Maybe this is a question on compilers for functional languages in general, not specific to OCaml.
Consider a nested tuple of type, say: let abc: (A * (B * C)) = (a, (b, c)).
In the usual compilation, its memory representation will contain two levels of indirections: one for the first pair and another for the second pair.
However, if I wrote the code using type triple = type triple = {a: A; b: B; c: C} in the first place, I could have saved one level of indirection. (for simplicity, let us assume that the subterm (b, c) was used only as a subterm of abc, and not used elsewhere)
I wonder if an optimization that translates the former to the latter is discussed/implemented somewhere? (I have checked this, but I am not sure if they are sufficient to cover all cases - e.g., interprocedural cases)
And if there is such optimization, I wonder if they cover recursive types? For example, ideally, it could be possible to optimize a linked list in the usual functional programming into a vector-like representation (with some assumptions on its API/representation independence).
Sorry, but I don’t understand the question. The type triple is a sum type, I don’t see how you could rewrite code using the nested tuple type with it. Can you add some more detail?

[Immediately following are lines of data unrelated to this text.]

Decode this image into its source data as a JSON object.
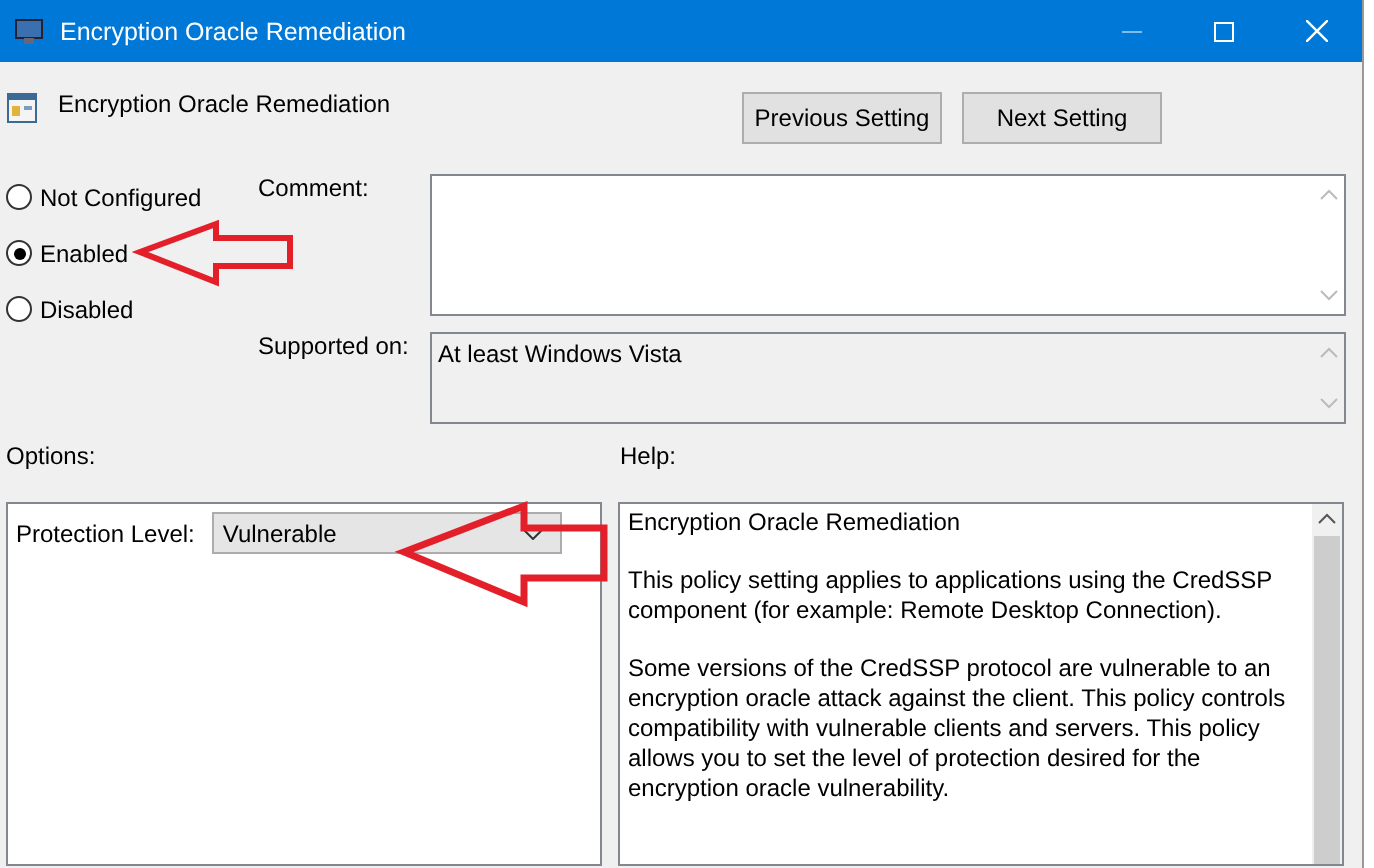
{
  "window": {
    "title": "Encryption Oracle Remediation"
  },
  "header": {
    "title": "Encryption Oracle Remediation"
  },
  "nav_buttons": [
    "Previous Setting",
    "Next Setting"
  ],
  "state_options": [
    {
      "label": "Not Configured",
      "selected": false
    },
    {
      "label": "Enabled",
      "selected": true
    },
    {
      "label": "Disabled",
      "selected": false
    }
  ],
  "comment": {
    "label": "Comment:"
  },
  "supported_on": {
    "label": "Supported on:",
    "value": "At least Windows Vista"
  },
  "options": {
    "label": "Options:",
    "fields": [
      {
        "label": "Protection Level:",
        "value": "Vulnerable"
      }
    ]
  },
  "help": {
    "label": "Help:",
    "paragraphs": [
      "Encryption Oracle Remediation",
      "This policy setting applies to applications using the CredSSP component (for example: Remote Desktop Connection).",
      "Some versions of the CredSSP protocol are vulnerable to an encryption oracle attack against the client.  This policy controls compatibility with vulnerable clients and servers.  This policy allows you to set the level of protection desired for the encryption oracle vulnerability."
    ]
  }
}
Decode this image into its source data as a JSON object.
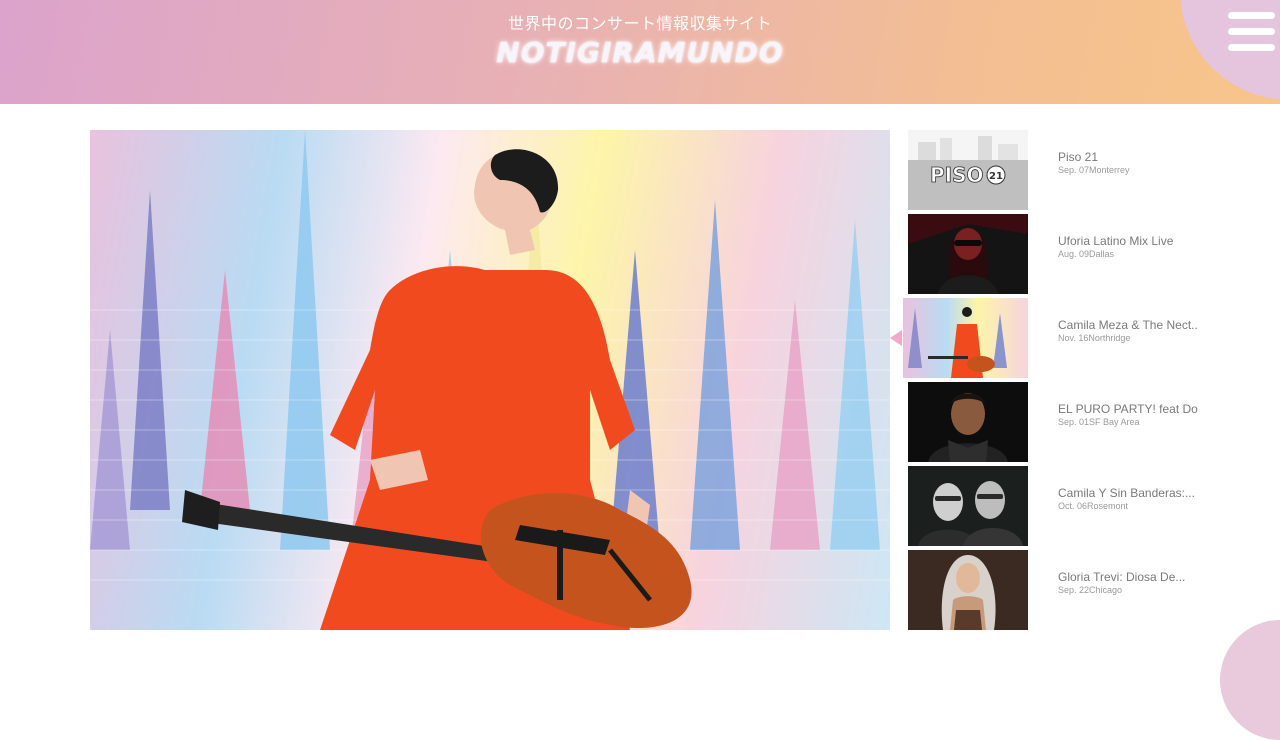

There are at least two main difficulties. The first one is specific to OCaml, in that its runtime does not allow pointers to point inside data structures. So, a call like snd abc would create an invalid pointer which would break havoc in the garbage collector (among other things). Therefore, the compiler would have to perform a global pass to check that a function such as snd is never called on a value of that type.
And this brings us to the second major issue: polymorphism. If the language allows for polymorphism, then static typing is no longer sufficient to detect such improper uses of snd. Note also that there is a slight variation on the issue of polymorphism. Consider the type (A * B) * C instead. The snd function now needs to return the third field of the flattened value. But without type information at runtime, it would end up returning the second field, which is not the second component anymore. (A workaround would be to disallow runtime polymorphism and thus to monomorphize the whole program at compile time.)